Elephant random walks on infinite Cayley trees
Soumendu Sundar Mukherjee
TL;DR
The paper studies elephant random walks on infinite Cayley trees, showing that memory effects do not alter the asymptotic escape speed, which remains $\frac{d-2}{d}$, the same as simple random walk on the tree. It develops a non-Markovian analysis on non-abelian group geometries by decoupling the urn dynamics governing step counts from the Cayley-tree geometry, yielding sharp rate-of-convergence bounds that exhibit a phase transition at $p_d=\frac{d+1}{2d}$. The authors establish concentration bounds for key quantities via urn-branching embeddings and prove a central limit-type fluctuation result, with detailed return-probability estimates across memory regimes. The work provides a framework for exploring memory in random walks on non-abelian groups, highlighting both universal speed and regime-dependent convergence behavior, and it opens several avenues for studying fluctuations and broader classes of groups and graphs.
Abstract
We introduce a generalisation of Schütz and Trimper's elephant random walk to finitely generated groups.
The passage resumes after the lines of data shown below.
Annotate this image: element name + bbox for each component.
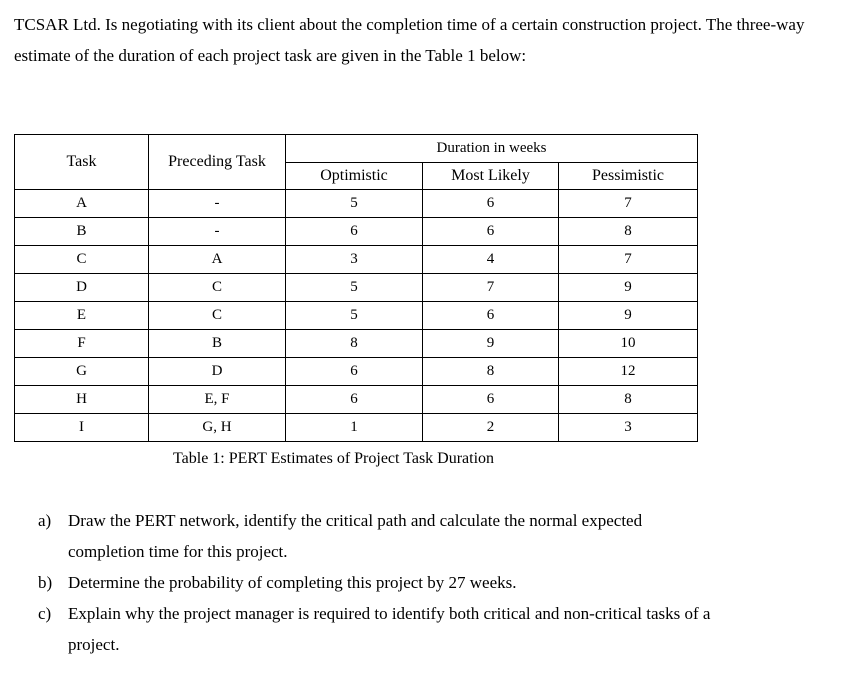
header-pessimistic: Pessimistic [559, 163, 698, 190]
cell-pessimistic: 12 [559, 358, 698, 386]
cell-optimistic: 3 [286, 246, 423, 274]
cell-task: H [15, 386, 149, 414]
cell-preceding: B [149, 330, 286, 358]
cell-optimistic: 1 [286, 414, 423, 442]
header-preceding-task: Preceding Task [149, 135, 286, 190]
table-row [15, 274, 698, 302]
cell-most-likely: 6 [423, 302, 559, 330]
cell-task: E [15, 302, 149, 330]
cell-task: D [15, 274, 149, 302]
cell-task: F [15, 330, 149, 358]
cell-most-likely: 4 [423, 246, 559, 274]
cell-preceding: - [149, 190, 286, 218]
cell-preceding: C [149, 274, 286, 302]
cell-optimistic: 5 [286, 302, 423, 330]
table-caption: Table 1: PERT Estimates of Project Task Duration [173, 450, 495, 467]
cell-most-likely: 9 [423, 330, 559, 358]
cell-optimistic: 5 [286, 190, 423, 218]
cell-optimistic: 5 [286, 274, 423, 302]
question-marker: a) [38, 511, 52, 530]
question-marker: c) [38, 604, 52, 623]
cell-most-likely: 2 [423, 414, 559, 442]
cell-optimistic: 6 [286, 218, 423, 246]
cell-pessimistic: 7 [559, 190, 698, 218]
table-row [15, 246, 698, 274]
cell-task: I [15, 414, 149, 442]
question-item [38, 567, 718, 598]
cell-most-likely: 7 [423, 274, 559, 302]
cell-task: A [15, 190, 149, 218]
table-body [15, 190, 698, 442]
header-duration-label: Duration in weeks [436, 140, 547, 156]
cell-pessimistic: 3 [559, 414, 698, 442]
cell-most-likely: 6 [423, 386, 559, 414]
question-item [38, 505, 718, 567]
cell-most-likely: 6 [423, 218, 559, 246]
question-text: Explain why the project manager is required to identify both critical and non-critical tasks of a project. [68, 604, 711, 654]
cell-optimistic: 6 [286, 386, 423, 414]
cell-preceding: - [149, 218, 286, 246]
intro-paragraph: TCSAR Ltd. Is negotiating with its client about the completion time of a certain construction project. The three-way estimate of the duration of each project task are given in the Table 1 below: [14, 15, 805, 65]
question-list [38, 505, 718, 660]
header-optimistic: Optimistic [286, 163, 423, 190]
header-task: Task [15, 135, 149, 190]
table-row [15, 386, 698, 414]
table-row [15, 302, 698, 330]
question-text: Determine the probability of completing this project by 27 weeks. [68, 573, 517, 592]
cell-preceding: D [149, 358, 286, 386]
cell-task: C [15, 246, 149, 274]
table-row [15, 218, 698, 246]
cell-pessimistic: 7 [559, 246, 698, 274]
table-row [15, 358, 698, 386]
question-item [38, 598, 718, 660]
table-row [15, 414, 698, 442]
cell-most-likely: 8 [423, 358, 559, 386]
header-duration-group [286, 135, 698, 163]
table-row [15, 190, 698, 218]
cell-preceding: C [149, 302, 286, 330]
cell-pessimistic: 10 [559, 330, 698, 358]
cell-optimistic: 8 [286, 330, 423, 358]
cell-pessimistic: 8 [559, 386, 698, 414]
cell-most-likely: 6 [423, 190, 559, 218]
cell-preceding: E, F [149, 386, 286, 414]
cell-task: G [15, 358, 149, 386]
question-text: Draw the PERT network, identify the critical path and calculate the normal expected completion time for this project. [68, 511, 643, 561]
cell-preceding: G, H [149, 414, 286, 442]
cell-optimistic: 6 [286, 358, 423, 386]
cell-pessimistic: 9 [559, 302, 698, 330]
cell-task: B [15, 218, 149, 246]
cell-pessimistic: 8 [559, 218, 698, 246]
header-most-likely: Most Likely [423, 163, 559, 190]
question-marker: b) [38, 573, 53, 592]
pert-estimates-table [14, 134, 698, 442]
cell-preceding: A [149, 246, 286, 274]
cell-pessimistic: 9 [559, 274, 698, 302]
table-row [15, 330, 698, 358]
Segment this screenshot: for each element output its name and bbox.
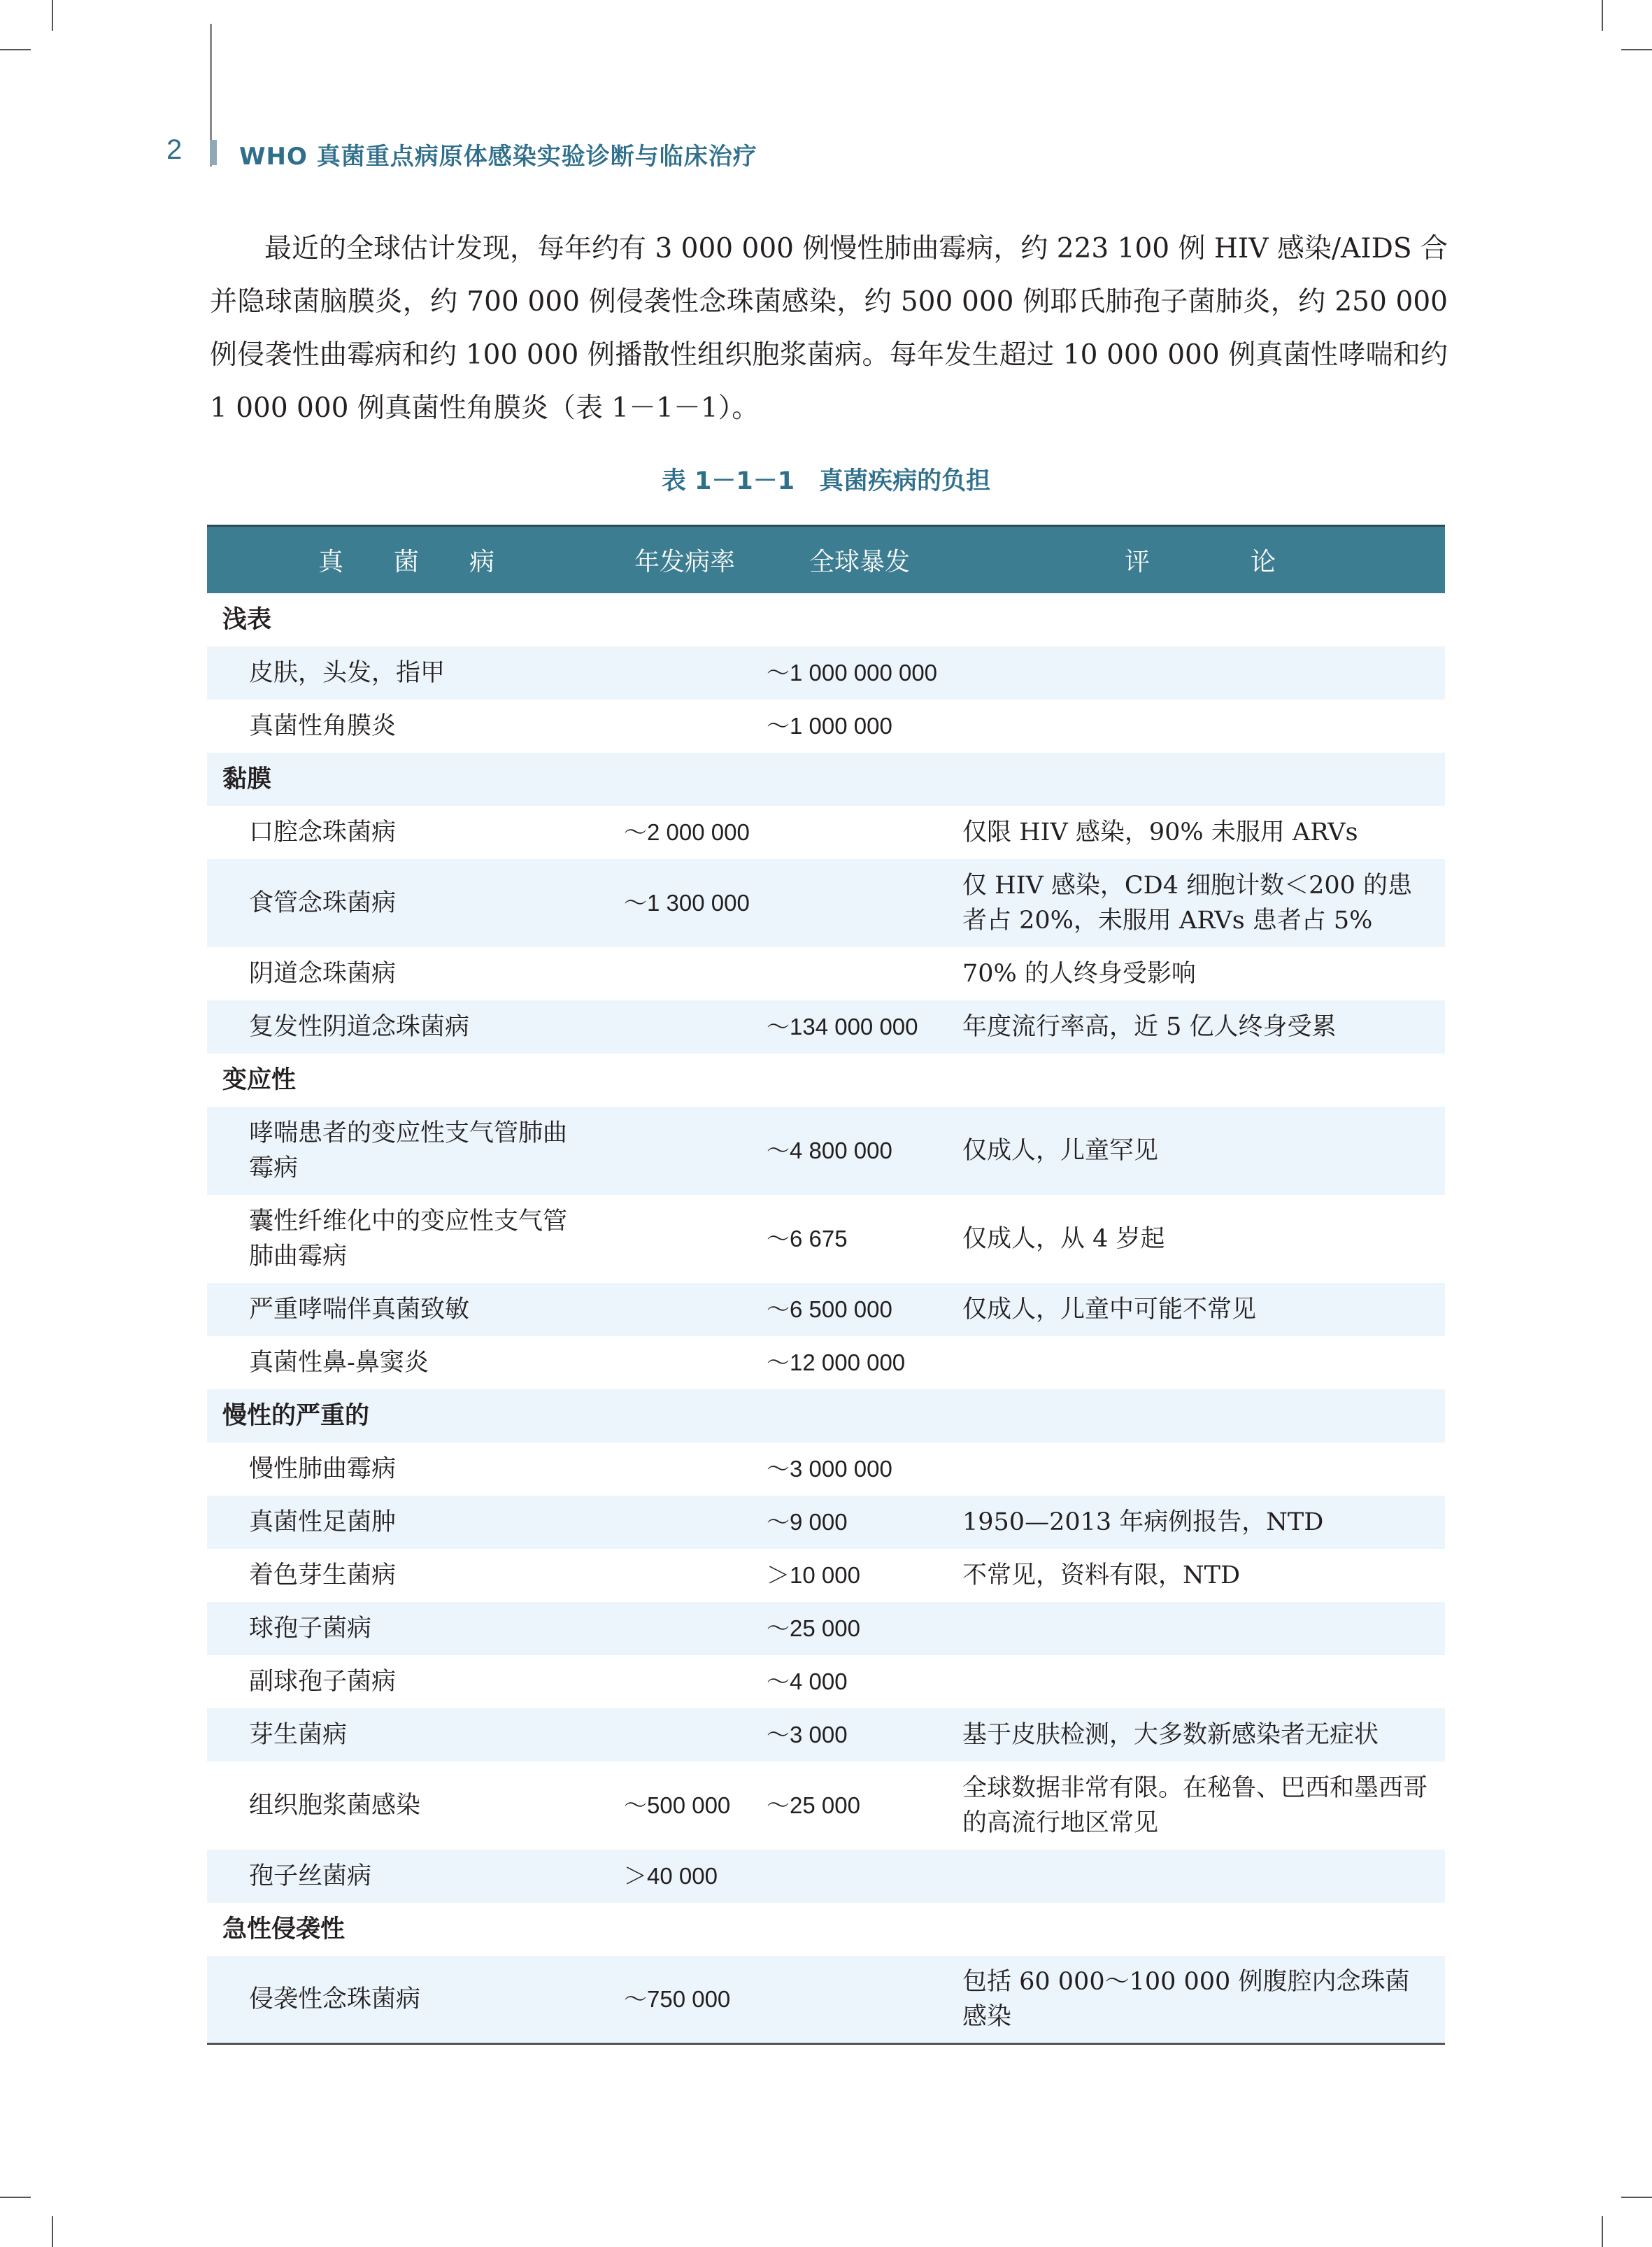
table-row bbox=[207, 1195, 1445, 1283]
comment-cell: 仅成人，儿童罕见 bbox=[955, 1107, 1445, 1195]
disease-name-cell: 阴道念珠菌病 bbox=[249, 959, 397, 988]
crop-mark bbox=[0, 49, 31, 50]
category-label: 变应性 bbox=[222, 1065, 297, 1094]
incidence-cell bbox=[606, 1496, 764, 1549]
disease-name-cell: 副球孢子菌病 bbox=[249, 1667, 397, 1696]
comment-cell: 年度流行率高，近 5 亿人终身受累 bbox=[955, 1000, 1445, 1054]
category-label: 浅表 bbox=[222, 605, 272, 634]
disease-name-cell: 囊性纤维化中的变应性支气管肺曲霉病 bbox=[249, 1207, 568, 1270]
incidence-cell bbox=[606, 1655, 764, 1708]
table-row bbox=[207, 1000, 1445, 1054]
incidence-cell bbox=[606, 1107, 764, 1195]
global-cell bbox=[764, 859, 955, 947]
header-comment: 评 论 bbox=[955, 526, 1445, 593]
incidence-cell: ～1 300 000 bbox=[606, 859, 764, 947]
incidence-cell bbox=[606, 947, 764, 1000]
global-cell: ～4 800 000 bbox=[764, 1107, 955, 1195]
table-row bbox=[207, 806, 1445, 859]
crop-mark bbox=[1602, 0, 1603, 31]
global-cell: ～134 000 000 bbox=[764, 1000, 955, 1054]
crop-mark bbox=[0, 2197, 31, 2198]
table-row bbox=[207, 947, 1445, 1000]
incidence-cell bbox=[606, 1283, 764, 1336]
incidence-cell bbox=[606, 646, 764, 700]
global-cell: ～25 000 bbox=[767, 1792, 860, 1818]
table-row bbox=[207, 1708, 1445, 1762]
table-row bbox=[207, 1107, 1445, 1195]
global-cell bbox=[764, 1850, 955, 1903]
incidence-cell bbox=[606, 1195, 764, 1283]
table-title: 表 1－1－1 真菌疾病的负担 bbox=[661, 467, 991, 495]
comment-cell bbox=[955, 1602, 1445, 1655]
global-cell: ～1 000 000 000 bbox=[764, 646, 955, 700]
table-row bbox=[207, 1336, 1445, 1389]
table-row bbox=[207, 1602, 1445, 1655]
comment-cell: 仅限 HIV 感染，90% 未服用 ARVs bbox=[962, 818, 1358, 846]
disease-name-cell: 口腔念珠菌病 bbox=[249, 818, 397, 846]
table-row bbox=[207, 1549, 1445, 1602]
incidence-cell bbox=[606, 1443, 764, 1496]
table-category-row bbox=[207, 1389, 1445, 1443]
page-number: 2 bbox=[166, 134, 183, 165]
incidence-cell: ～2 000 000 bbox=[624, 818, 750, 845]
incidence-cell bbox=[606, 1602, 764, 1655]
incidence-cell bbox=[606, 700, 764, 753]
comment-cell bbox=[955, 646, 1445, 700]
disease-name-cell: 食管念珠菌病 bbox=[207, 859, 606, 947]
global-cell: ～12 000 000 bbox=[767, 1349, 906, 1375]
disease-name-cell: 侵袭性念珠菌病 bbox=[207, 1956, 606, 2044]
comment-cell bbox=[955, 1850, 1445, 1903]
disease-name-cell: 哮喘患者的变应性支气管肺曲霉病 bbox=[207, 1107, 606, 1195]
global-cell bbox=[764, 947, 955, 1000]
disease-name-cell: 真菌性鼻-鼻窦炎 bbox=[249, 1348, 429, 1377]
disease-name-cell: 严重哮喘伴真菌致敏 bbox=[207, 1283, 606, 1336]
table-row bbox=[207, 1496, 1445, 1549]
crop-mark bbox=[1621, 49, 1652, 50]
disease-name-cell: 芽生菌病 bbox=[207, 1708, 606, 1762]
table-category-row bbox=[207, 1903, 1445, 1956]
incidence-cell bbox=[606, 1708, 764, 1762]
global-cell: ～4 000 bbox=[767, 1668, 848, 1694]
crop-mark bbox=[1621, 2197, 1652, 2198]
disease-name-cell: 复发性阴道念珠菌病 bbox=[207, 1000, 606, 1054]
global-cell bbox=[764, 1956, 955, 2044]
disease-burden-table bbox=[207, 525, 1445, 2045]
comment-cell: 包括 60 000～100 000 例腹腔内念珠菌感染 bbox=[955, 1956, 1445, 2044]
category-label: 慢性的严重的 bbox=[207, 1389, 1445, 1443]
table-row bbox=[207, 1956, 1445, 2044]
table-header-row bbox=[207, 526, 1445, 593]
crop-mark bbox=[52, 2216, 53, 2247]
global-cell: ～1 000 000 bbox=[767, 712, 892, 739]
table-category-row bbox=[207, 1054, 1445, 1107]
crop-mark bbox=[52, 0, 53, 31]
disease-name-cell: 皮肤，头发，指甲 bbox=[207, 646, 606, 700]
body-paragraph: 最近的全球估计发现，每年约有 3 000 000 例慢性肺曲霉病，约 223 100 例 HIV 感染/AIDS 合并隐球菌脑膜炎，约 700 000 例侵袭性念珠菌感染，约 500 000 例耶氏肺孢子菌肺炎，约 250 000 例侵袭性曲霉病和约 100 000 例播散性组织胞浆菌病。每年发生超过 10 000 000 例真菌性哮喘和约 1 000 000 例真菌性角膜炎（表 1－1－1）。 bbox=[210, 233, 1448, 424]
global-cell: ～25 000 bbox=[764, 1602, 955, 1655]
comment-cell bbox=[955, 1443, 1445, 1496]
crop-mark bbox=[1602, 2216, 1603, 2247]
global-cell: ～6 500 000 bbox=[764, 1283, 955, 1336]
incidence-cell: ～750 000 bbox=[606, 1956, 764, 2044]
global-cell: ＞10 000 bbox=[767, 1561, 860, 1588]
table-row bbox=[207, 1443, 1445, 1496]
table-row bbox=[207, 700, 1445, 753]
disease-name-cell: 着色芽生菌病 bbox=[249, 1561, 397, 1589]
comment-cell bbox=[955, 700, 1445, 753]
disease-name-cell: 孢子丝菌病 bbox=[207, 1850, 606, 1903]
disease-name-cell: 球孢子菌病 bbox=[207, 1602, 606, 1655]
table-row bbox=[207, 1762, 1445, 1850]
comment-cell bbox=[955, 1655, 1445, 1708]
incidence-cell: ～500 000 bbox=[624, 1792, 731, 1818]
global-cell bbox=[764, 806, 955, 859]
running-head: WHO 真菌重点病原体感染实验诊断与临床治疗 bbox=[239, 143, 757, 171]
header-global: 全球暴发 bbox=[764, 526, 955, 593]
table-row bbox=[207, 1655, 1445, 1708]
category-label: 黏膜 bbox=[207, 753, 1445, 806]
comment-cell: 70% 的人终身受影响 bbox=[962, 959, 1196, 988]
comment-cell: 不常见，资料有限，NTD bbox=[962, 1561, 1241, 1589]
comment-cell: 基于皮肤检测，大多数新感染者无症状 bbox=[955, 1708, 1445, 1762]
global-cell: ～3 000 000 bbox=[767, 1455, 892, 1482]
table-row bbox=[207, 1283, 1445, 1336]
header-incidence: 年发病率 bbox=[606, 526, 764, 593]
incidence-cell bbox=[606, 1549, 764, 1602]
incidence-cell bbox=[606, 1000, 764, 1054]
category-label: 急性侵袭性 bbox=[222, 1915, 346, 1943]
disease-name-cell: 真菌性足菌肿 bbox=[207, 1496, 606, 1549]
header-disease: 真 菌 病 bbox=[207, 526, 606, 593]
table-category-row bbox=[207, 753, 1445, 806]
table-row bbox=[207, 646, 1445, 700]
comment-cell: 仅成人，从 4 岁起 bbox=[962, 1224, 1165, 1253]
table-category-row bbox=[207, 593, 1445, 646]
incidence-cell: ＞40 000 bbox=[606, 1850, 764, 1903]
comment-cell: 仅成人，儿童中可能不常见 bbox=[955, 1283, 1445, 1336]
table-row bbox=[207, 859, 1445, 947]
global-cell: ～6 675 bbox=[767, 1225, 848, 1252]
table-row bbox=[207, 1850, 1445, 1903]
disease-name-cell: 慢性肺曲霉病 bbox=[249, 1454, 397, 1483]
incidence-cell bbox=[606, 1336, 764, 1389]
header-bar bbox=[210, 140, 217, 165]
table-body bbox=[207, 593, 1445, 2044]
disease-name-cell: 真菌性角膜炎 bbox=[249, 711, 397, 740]
comment-cell: 仅 HIV 感染，CD4 细胞计数＜200 的患者占 20%，未服用 ARVs 患者占 5% bbox=[955, 859, 1445, 947]
global-cell: ～9 000 bbox=[764, 1496, 955, 1549]
global-cell: ～3 000 bbox=[764, 1708, 955, 1762]
comment-cell: 全球数据非常有限。在秘鲁、巴西和墨西哥的高流行地区常见 bbox=[962, 1773, 1428, 1837]
comment-cell: 1950—2013 年病例报告，NTD bbox=[955, 1496, 1445, 1549]
comment-cell bbox=[955, 1336, 1445, 1389]
disease-name-cell: 组织胞浆菌感染 bbox=[249, 1791, 421, 1820]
We focus on the simplest non-abelian setting, i.e. groups whose Cayley graphs are homogeneous trees of degree $d \ge 3$. We show that the asymptotic speed of the walk does not depend on the memory parameter $p \in [0, 1)$ and equals $\frac{d - 2}{d}$, the asymptotic speed of simple random walk on these graphs. We also establish upper bounds on the rate of convergence to the limiting speed. These upper bounds depend on $p$ and exhibit a phase transition at the critical value $p_d = \frac{d + 1}{2d}$. Numerical experiments suggest that these upper bounds are tight. Along the way, we also obtain estimates on the return probability.